Glasses or Contacts?

Sep 18, 2004 07:01

My eyes are fuckin killing meh! Urgh.

But yeah, anyhoo. I haven't updated much because I am..
1. Been too busy.
2. A lazy bastard.

School sucks. I only hang out with Raven and a few of her friends. I haven't met anyone else that I am interested in becoming friends with.. or even interested in talking to.

I miss Largo and all of my old friends. I miss the respect I had gained there. This place sucks.

I'm going to start begging my mom to see if she'll let me stay in Florida with my aunt and uncle when we go back down in December. That'd be the best Christmas present ever. That'd be the best THING ever. I swear, if she could just grant me that one wish of staying there.. I'd never ask for anything else again.

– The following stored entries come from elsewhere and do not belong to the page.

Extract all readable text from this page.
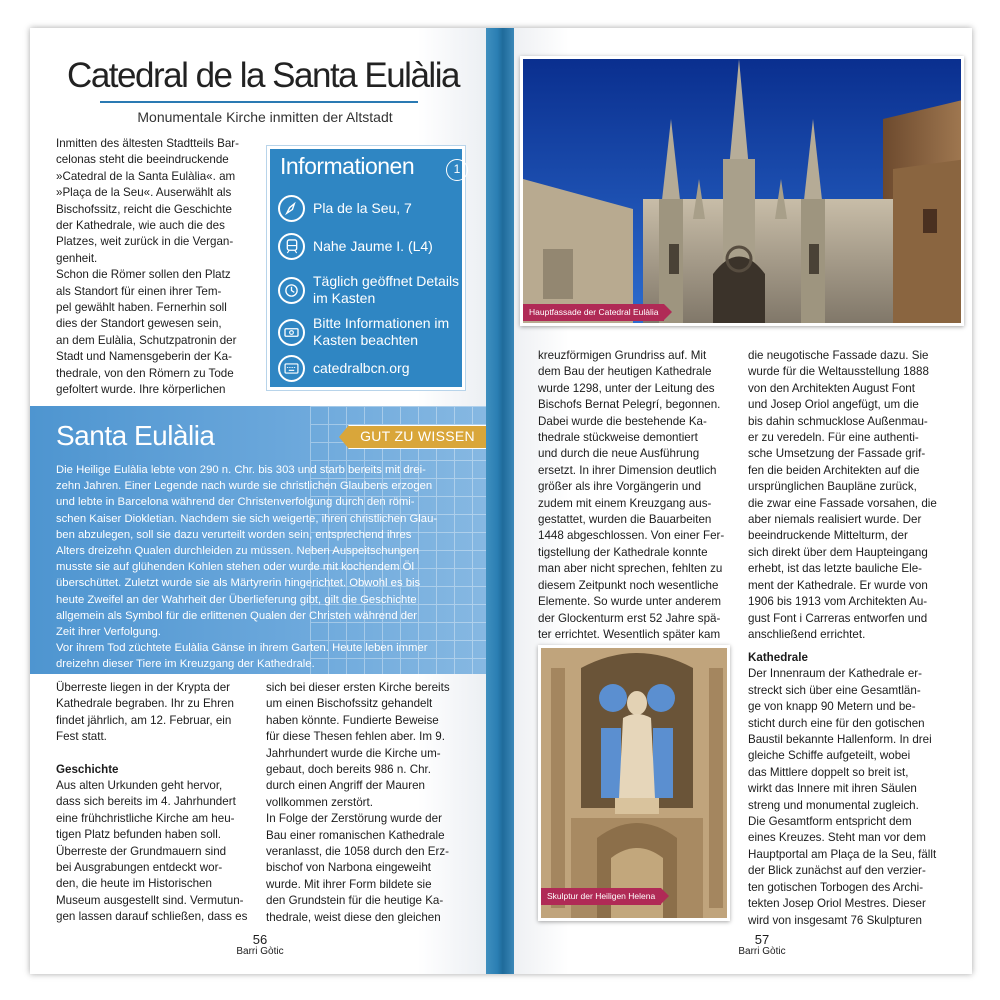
Catedral de la Santa Eulàlia
Monumentale Kirche inmitten der Altstadt
Inmitten des ältesten Stadtteils Bar-
celonas steht die beeindruckende
»Catedral de la Santa Eulàlia«. am
»Plaça de la Seu«. Auserwählt als
Bischofssitz, reicht die Geschichte
der Kathedrale, wie auch die des
Platzes, weit zurück in die Vergan-
genheit.
Schon die Römer sollen den Platz
als Standort für einen ihrer Tem-
pel gewählt haben. Fernerhin soll
dies der Standort gewesen sein,
an dem Eulàlia, Schutzpatronin der
Stadt und Namensgeberin der Ka-
thedrale, von den Römern zu Tode
gefoltert wurde. Ihre körperlichen
Informationen	1
Pla de la Seu, 7
Nahe Jaume I. (L4)
Täglich geöffnet Details im Kasten
Bitte Informationen im Kasten beachten
catedralbcn.org
Santa Eulàlia	GUT ZU WISSEN
Die Heilige Eulàlia lebte von 290 n. Chr. bis 303 und starb bereits mit drei-
zehn Jahren. Einer Legende nach wurde sie christlichen Glaubens erzogen
und lebte in Barcelona während der Christenverfolgung durch den römi-
schen Kaiser Diokletian. Nachdem sie sich weigerte, ihren christlichen Glau-
ben abzulegen, soll sie dazu verurteilt worden sein, entsprechend ihres
Alters dreizehn Qualen durchleiden zu müssen. Neben Auspeitschungen
musste sie auf glühenden Kohlen stehen oder wurde mit kochendem Öl
überschüttet. Zuletzt wurde sie als Märtyrerin hingerichtet. Obwohl es bis
heute Zweifel an der Wahrheit der Überlieferung gibt, gilt die Geschichte
allgemein als Symbol für die erlittenen Qualen der Christen während der
Zeit ihrer Verfolgung.
Vor ihrem Tod züchtete Eulàlia Gänse in ihrem Garten. Heute leben immer
dreizehn dieser Tiere im Kreuzgang der Kathedrale.
Überreste liegen in der Krypta der
Kathedrale begraben. Ihr zu Ehren
findet jährlich, am 12. Februar, ein
Fest statt.
Geschichte
Aus alten Urkunden geht hervor,
dass sich bereits im 4. Jahrhundert
eine frühchristliche Kirche am heu-
tigen Platz befunden haben soll.
Überreste der Grundmauern sind
bei Ausgrabungen entdeckt wor-
den, die heute im Historischen
Museum ausgestellt sind. Vermutun-
gen lassen darauf schließen, dass es
sich bei dieser ersten Kirche bereits
um einen Bischofssitz gehandelt
haben könnte. Fundierte Beweise
für diese Thesen fehlen aber. Im 9.
Jahrhundert wurde die Kirche um-
gebaut, doch bereits 986 n. Chr.
durch einen Angriff der Mauren
vollkommen zerstört.
In Folge der Zerstörung wurde der
Bau einer romanischen Kathedrale
veranlasst, die 1058 durch den Erz-
bischof von Narbona eingeweiht
wurde. Mit ihrer Form bildete sie
den Grundstein für die heutige Ka-
thedrale, weist diese den gleichen
56
Barri Gòtic
Hauptfassade der Catedral Eulàlia
kreuzförmigen Grundriss auf. Mit
dem Bau der heutigen Kathedrale
wurde 1298, unter der Leitung des
Bischofs Bernat Pelegrí, begonnen.
Dabei wurde die bestehende Ka-
thedrale stückweise demontiert
und durch die neue Ausführung
ersetzt. In ihrer Dimension deutlich
größer als ihre Vorgängerin und
zudem mit einem Kreuzgang aus-
gestattet, wurden die Bauarbeiten
1448 abgeschlossen. Von einer Fer-
tigstellung der Kathedrale konnte
man aber nicht sprechen, fehlten zu
diesem Zeitpunkt noch wesentliche
Elemente. So wurde unter anderem
der Glockenturm erst 52 Jahre spä-
ter errichtet. Wesentlich später kam
die neugotische Fassade dazu. Sie
wurde für die Weltausstellung 1888
von den Architekten August Font
und Josep Oriol angefügt, um die
bis dahin schmucklose Außenmau-
er zu veredeln. Für eine authenti-
sche Umsetzung der Fassade grif-
fen die beiden Architekten auf die
ursprünglichen Baupläne zurück,
die zwar eine Fassade vorsahen, die
aber niemals realisiert wurde. Der
beeindruckende Mittelturm, der
sich direkt über dem Haupteingang
erhebt, ist das letzte bauliche Ele-
ment der Kathedrale. Er wurde von
1906 bis 1913 vom Architekten Au-
gust Font i Carreras entworfen und
anschließend errichtet.
Kathedrale
Der Innenraum der Kathedrale er-
streckt sich über eine Gesamtlän-
ge von knapp 90 Metern und be-
sticht durch eine für den gotischen
Baustil bekannte Hallenform. In drei
gleiche Schiffe aufgeteilt, wobei
das Mittlere doppelt so breit ist,
wirkt das Innere mit ihren Säulen
streng und monumental zugleich.
Die Gesamtform entspricht dem
eines Kreuzes. Steht man vor dem
Hauptportal am Plaça de la Seu, fällt
der Blick zunächst auf den verzier-
ten gotischen Torbogen des Archi-
tekten Josep Oriol Mestres. Dieser
wird von insgesamt 76 Skulpturen
Skulptur der Heiligen Helena
57
Barri Gòtic
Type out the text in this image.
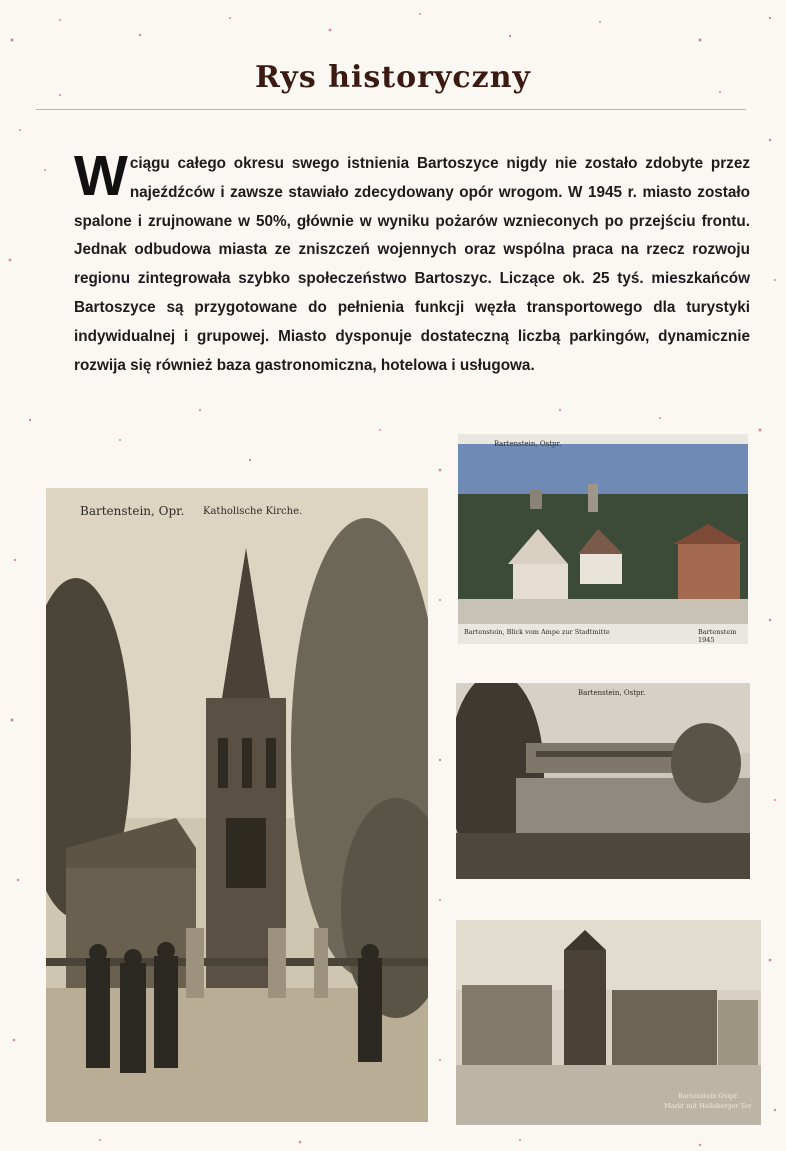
Rys historyczny

Wciągu całego okresu swego istnienia Bartoszyce nigdy nie zostało zdobyte przez najeźdźców i zawsze stawiało zdecydowany opór wrogom. W 1945 r. miasto zostało spalone i zrujnowane w 50%, głównie w wyniku pożarów wznieconych po przejściu frontu. Jednak odbudowa miasta ze zniszczeń wojennych oraz wspólna praca na rzecz rozwoju regionu zintegrowała szybko społeczeństwo Bartoszyc. Liczące ok. 25 tyś. mieszkańców Bartoszyce są przygotowane do pełnienia funkcji węzła transportowego dla turystyki indywidualnej i grupowej. Miasto dysponuje dostateczną liczbą parkingów, dynamicznie rozwija się również baza gastronomiczna, hotelowa i usługowa.

Bartenstein, Opr. Katholische Kirche.
Bartenstein, Ostpr.
Bartenstein, Blick vom Ampe zur Stadtmitte	Bartenstein 1945
Bartenstein, Ostpr.
Bartenstein Ostpr.
Markt mit Heilsberger Tor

I've been thinking about Amanda a lot lately. Every time I do I get this feeling in my stomach.. like the fluttering feeling I got when I first met her. Then, for some reason, I come close to tears and become angry with myself... and end up smashing or tearing up something. Its stupid, but I guess destroying something is what makes me feel better....

Maybe I am borderline. I'm just about to fucking snap if one more thing goes wrong.

I want Amanda back. I just want to hold her and never let go of her again. Thats the only fucking reason I want to go back to Florida. I could care less about my old friends, Largo High, etc. All I want is her. I miss her so much. Its making me sick inside...

Maybe she really is an unnecessary drug... A drug that I've become addicted to.